Ao lado dela, o nativo se torna mais expressivo, seu rosto passa a demonstrar emoções complexas e, em determinado momento, a partir de planos-detalhe e de conjunto, notamos um “despertar sexual” entre os dois. A trilha sonora traz uma série de camadas ao filme, potencializando a tensão do desconhecido e a beleza/harmonia do Outback e do fortuito encontro.

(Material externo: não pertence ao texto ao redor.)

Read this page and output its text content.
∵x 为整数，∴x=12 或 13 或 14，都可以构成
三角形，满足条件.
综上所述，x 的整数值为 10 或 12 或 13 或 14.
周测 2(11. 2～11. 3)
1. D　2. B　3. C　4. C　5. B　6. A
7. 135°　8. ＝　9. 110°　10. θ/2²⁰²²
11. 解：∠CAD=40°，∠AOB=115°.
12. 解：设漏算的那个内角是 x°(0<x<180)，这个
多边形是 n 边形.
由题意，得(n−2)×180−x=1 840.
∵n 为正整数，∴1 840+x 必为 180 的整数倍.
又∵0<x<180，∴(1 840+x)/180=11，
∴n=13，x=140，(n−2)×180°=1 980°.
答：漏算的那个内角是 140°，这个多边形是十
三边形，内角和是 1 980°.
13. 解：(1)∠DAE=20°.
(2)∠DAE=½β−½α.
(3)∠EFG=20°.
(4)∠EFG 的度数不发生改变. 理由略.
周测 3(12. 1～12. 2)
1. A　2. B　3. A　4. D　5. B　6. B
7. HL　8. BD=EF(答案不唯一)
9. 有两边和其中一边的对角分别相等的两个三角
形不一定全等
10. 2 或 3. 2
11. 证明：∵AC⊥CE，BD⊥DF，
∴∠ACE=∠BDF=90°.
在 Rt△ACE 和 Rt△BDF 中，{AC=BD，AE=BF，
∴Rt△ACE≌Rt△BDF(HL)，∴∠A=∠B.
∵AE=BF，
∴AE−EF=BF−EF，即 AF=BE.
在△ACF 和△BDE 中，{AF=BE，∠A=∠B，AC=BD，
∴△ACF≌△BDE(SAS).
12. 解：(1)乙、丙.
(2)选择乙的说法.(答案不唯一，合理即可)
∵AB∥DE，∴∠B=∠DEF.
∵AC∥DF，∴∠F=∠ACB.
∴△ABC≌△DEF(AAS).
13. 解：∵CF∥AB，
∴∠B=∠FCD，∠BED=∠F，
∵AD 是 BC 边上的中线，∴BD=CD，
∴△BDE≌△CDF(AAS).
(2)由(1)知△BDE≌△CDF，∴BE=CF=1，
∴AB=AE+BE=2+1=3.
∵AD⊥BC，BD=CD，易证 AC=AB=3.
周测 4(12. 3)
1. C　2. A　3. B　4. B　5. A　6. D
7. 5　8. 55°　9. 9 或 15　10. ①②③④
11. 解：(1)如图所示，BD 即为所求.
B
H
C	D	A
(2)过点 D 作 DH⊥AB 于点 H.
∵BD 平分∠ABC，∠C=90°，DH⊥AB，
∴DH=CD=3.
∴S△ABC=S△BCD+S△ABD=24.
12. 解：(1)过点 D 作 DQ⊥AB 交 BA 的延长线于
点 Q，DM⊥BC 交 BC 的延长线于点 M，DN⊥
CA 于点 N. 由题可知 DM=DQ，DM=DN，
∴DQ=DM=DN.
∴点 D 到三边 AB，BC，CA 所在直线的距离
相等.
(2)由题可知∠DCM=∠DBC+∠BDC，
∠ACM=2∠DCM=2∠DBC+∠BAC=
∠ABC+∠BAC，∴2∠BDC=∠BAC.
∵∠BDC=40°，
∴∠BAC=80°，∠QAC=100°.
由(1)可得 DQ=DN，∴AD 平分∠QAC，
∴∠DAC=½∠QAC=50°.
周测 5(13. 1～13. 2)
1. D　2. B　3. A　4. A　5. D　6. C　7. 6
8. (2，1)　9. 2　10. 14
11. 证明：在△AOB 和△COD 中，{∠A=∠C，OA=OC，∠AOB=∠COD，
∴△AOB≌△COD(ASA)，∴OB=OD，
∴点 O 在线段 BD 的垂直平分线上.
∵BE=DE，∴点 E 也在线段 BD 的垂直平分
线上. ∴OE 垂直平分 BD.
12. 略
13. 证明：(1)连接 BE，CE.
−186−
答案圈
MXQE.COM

Infelizmente, o tempo corrompe as mentes e os corações dos cidadãos urbanos, que vão ao deserto com a intenção de dominar e destruir o que não lhes pertence. Por poucos minutos, vemos um grupo de aborígenes sendo explorados por adultos; já na cena mais aterradora da obra, alguns homens invadem o ambiente e matam animais recreativamente. O jovem, que estava brincando com um búfalo, vê aquilo e desmorona, se sente impotente e vulnerável. Sua caça é natural, um instinto de sobrevivência. Os bichos não são seus inimigos, pelo contrário, e os disparos de armas de fogo são demasiadamente dolorosos. Novamente, Roeg opta por uma abordagem íntima e visceral, expondo a reação de todos os animais apavorados. O uso de freeze frames e os planos-detalhe de seus restos apodrecidos são assustadores.

O aborígene retorna, porém não é mais o mesmo, grita, se pinta e dança estranhamente. A criança compreende sua dor, a garota não – a pureza é intoxicada com o tempo. Ele acaba se matando e a dupla, graças ao amigo nativo, encontra uma estrada. O Walkabout os salvou.

Os irmãos se deparam com um sujeito que os trata com tamanha ignorância, que questionamos se somos realmente uma espécie “evoluída”.

Anos se passam, voltamos à civilização e ao apartamento do início. A adolescente agora é uma mulher casada. Ela cozinha e a montagem compara seus cortes na carne aos golpes do aborígene. O marido chega com grandes notícias, no entanto, seu olhar desnorteado nos leva ao passado. A única coisa que passa pela mente da moça são os dias prazerosos, harmoniosos e culturalmente ricos no deserto australiano. No fim, Roeg utiliza imagens de paredes/muros e depois de rochedos/árvores, ressaltando o poder que os espaços têm perante o ser humano.

“Walkabout” é uma meditação sobre integração, sobrevivência, comunicação e humanidade. Uma obra prima incrivelmente linda e poética.